Arthur Summer weiss noch gut, dass dieser Technologieschritt damals nicht von allen begrüsst wurde. Aber er zog alle Register, um die Ausbildung auf eine neue Basis mit Computern zu stellen. Und sehr schnell waren 140 PCs vernetzt und einsatzbereit – für jene Zeit in den hiesigen Breitengraden ein absolutes Novum. Rückendeckung erhielt die Berufsschule Bludenz von der Wirtschaft. Im Arbeitskreis „Vorarlberger Eisen-, Metall- und Elektroindustrie“ fand ein fruchtbarer Gedankenaustausch statt. Daraus habe sich eine vorbildliche Zusammenarbeit entwickelt: „Die Schule wurde in einem ersten Schritt geöffnet und die Wirtschaft als Partner einbezogen.“ Zielgerichtet und gemeinsam wurde in einem zweiten Schritt das Modell „High-Tech-Berufe“ entwickelt, das noch heute laufend Investitionen in neue Technologien und eine zukunftsorientierte Ausbildung ermöglicht. Johann Rudigier begann die Umsetzung mit herkömmlichen Fachkräften aus Industrie und Gewerbe: „Heute kann man in den verschiedensten Bereichen auf Spezialisten zurückgreifen, und es läuft natürlich alles viel eleganter als in den Anfängen.“ In einem dritten Schritt wurde die Schule durchlässiger gemacht, was heisst, dass auch allgemein bildende oder Sprachfächer in den Lehrplan aufgenommen wurden. Schülerinnen und Schüler könnten deshalb optimal auf die Berufsmatura und den Anschluss an Fachhochschulen vorbereitet werden. Dies, so Summer, sei „eine der grössten Errungenschaften“ gewesen, die auch die ständige Kooperation mit anderen Schulen erfordert.

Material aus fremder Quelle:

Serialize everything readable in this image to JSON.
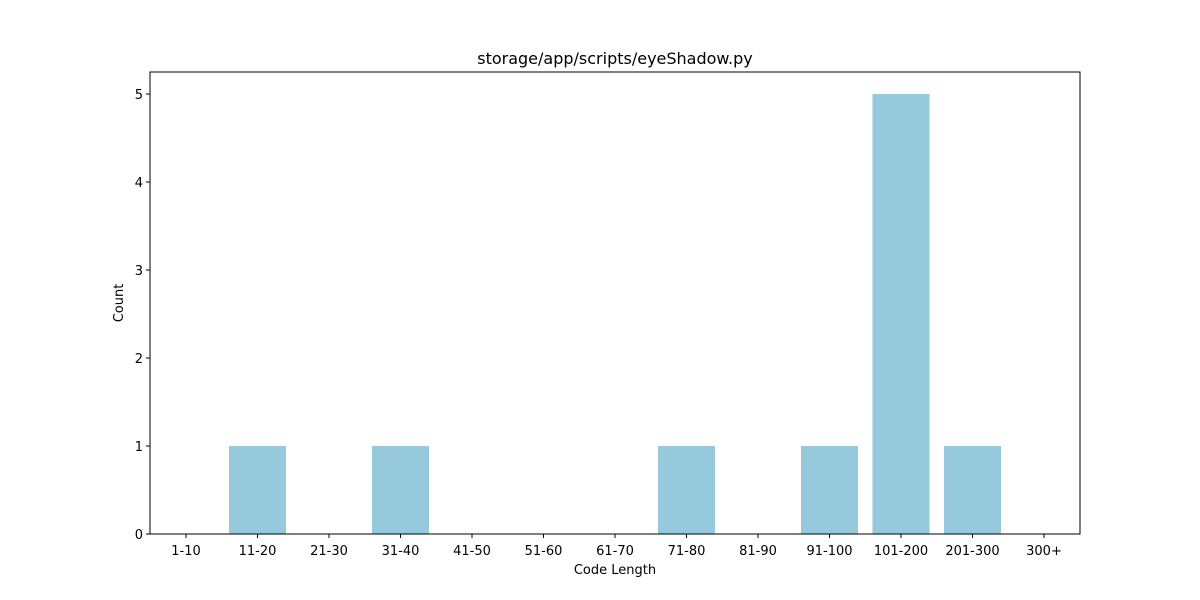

Mit dem eingeschlagenen Weg gingen Summer und Rudigier ein Wagnis ein. Summer: „Die Entwicklung konnten wir anfänglich nie genau abschätzen. Aber plötzlich kamen wir personell und räumlich immer wieder ans Limit.“ Seither hat die Berufsschule Bludenz denn auch einige beispielhafte Ausbauschritte hinter sich, und die Studentenzahl ist von 250 auf über 1000 gestiegen.

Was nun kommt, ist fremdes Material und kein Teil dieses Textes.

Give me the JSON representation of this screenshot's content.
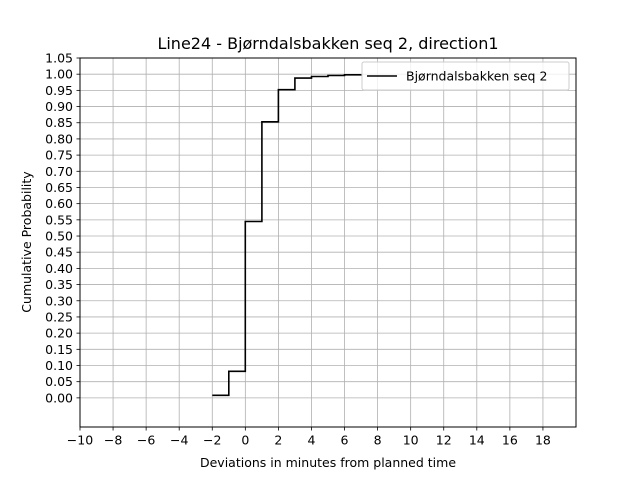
{
  "chart_data": {
    "type": "line",
    "drawstyle": "steps-post",
    "title": "Line24 - Bjørndalsbakken seq 2, direction1",
    "xlabel": "Deviations in minutes from planned time",
    "ylabel": "Cumulative Probability",
    "xlim": [
      -10,
      20
    ],
    "ylim": [
      -0.09,
      1.05
    ],
    "x_ticks": [
      -10,
      -8,
      -6,
      -4,
      -2,
      0,
      2,
      4,
      6,
      8,
      10,
      12,
      14,
      16,
      18
    ],
    "x_tick_labels": [
      "−10",
      "−8",
      "−6",
      "−4",
      "−2",
      "0",
      "2",
      "4",
      "6",
      "8",
      "10",
      "12",
      "14",
      "16",
      "18"
    ],
    "y_ticks": [
      0.0,
      0.05,
      0.1,
      0.15,
      0.2,
      0.25,
      0.3,
      0.35,
      0.4,
      0.45,
      0.5,
      0.55,
      0.6,
      0.65,
      0.7,
      0.75,
      0.8,
      0.85,
      0.9,
      0.95,
      1.0,
      1.05
    ],
    "y_tick_labels": [
      "0.00",
      "0.05",
      "0.10",
      "0.15",
      "0.20",
      "0.25",
      "0.30",
      "0.35",
      "0.40",
      "0.45",
      "0.50",
      "0.55",
      "0.60",
      "0.65",
      "0.70",
      "0.75",
      "0.80",
      "0.85",
      "0.90",
      "0.95",
      "1.00",
      "1.05"
    ],
    "grid": true,
    "legend_position": "top-right",
    "series": [
      {
        "name": "Bjørndalsbakken seq 2",
        "color": "#000000",
        "x": [
          -2,
          -1,
          0,
          1,
          2,
          3,
          4,
          5,
          6,
          7
        ],
        "y": [
          0.008,
          0.082,
          0.545,
          0.853,
          0.952,
          0.988,
          0.993,
          0.996,
          0.998,
          1.0
        ]
      }
    ]
  }
}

Das „Dreamteam“ Rudigier und Summer war getrieben vom Wunsch, das Potenzial von jungen Nachwuchskräften voll zur Entfaltung zu bringen. Der Nachwuchs, so Summer, sei nicht stärker geworden, aber wichtig sei, „dass er willig ist“. Das Problem liege nach wie vor darin, so Rudigier, „dass die Crème de la Crème bereits weg ist. Schüler, die an unsere Schule kommen, machen oft erst später den Knopf auf. Aber dann sind es Topleute.“ Die Vorarlberger Wirtschaft zählt denn auch auf Absolventen der Berufsschule Bludenz. Die eingeschlagene Zusammenarbeit hat ihr entscheidende Wettbewerbsvorteile gebracht, und die neuen Technologien konnten sozusagen über die Lehrlinge in den Betrieben eingeführt werden.

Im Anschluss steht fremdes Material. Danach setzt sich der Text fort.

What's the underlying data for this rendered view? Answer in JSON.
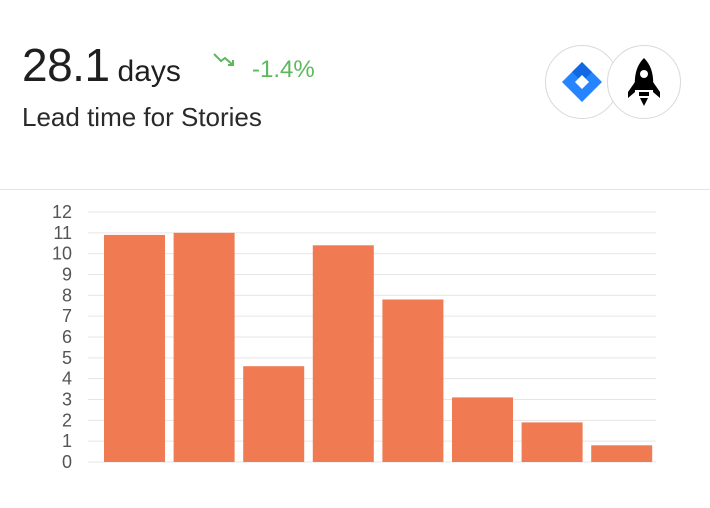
{
  "metric": {
    "value": "28.1",
    "unit": "days"
  },
  "trend": {
    "value": "-1.4%",
    "direction": "down",
    "color": "#5cb85c",
    "icon": "trend-down-icon"
  },
  "subtitle": "Lead time for Stories",
  "integrations": [
    {
      "name": "jira-logo",
      "color": "#2684ff"
    },
    {
      "name": "rocket-logo",
      "color": "#000000"
    }
  ],
  "chart_data": {
    "type": "bar",
    "categories": [
      "",
      "",
      "",
      "",
      "",
      "",
      "",
      ""
    ],
    "values": [
      10.9,
      11.0,
      4.6,
      10.4,
      7.8,
      3.1,
      1.9,
      0.8
    ],
    "ylim": [
      0,
      12
    ],
    "yticks": [
      "0",
      "1",
      "2",
      "3",
      "4",
      "5",
      "6",
      "7",
      "8",
      "9",
      "10",
      "11",
      "12"
    ],
    "grid": true,
    "bar_color": "#f07a52",
    "grid_color": "#e6e6e6"
  }
}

Auch nachdem sie das Rentenalter erreicht haben, bleiben Arthur Summer und Johann Rudigier mit der Schule und der Wirtschaft eng verbunden. Vieles würden sie wieder genau gleich machen. Wenn Arthur Summer jedoch noch einmal vor der Berufswahl stünde, „würde ich gerne mein eigener Unternehmer werden“. Dabei lässt er bescheiden die Tatsache ausser Acht, dass er zusammen mit Johann Rudigier den eigentlichen Prototypen des „Bildungsunternehmers“ geprägt hat.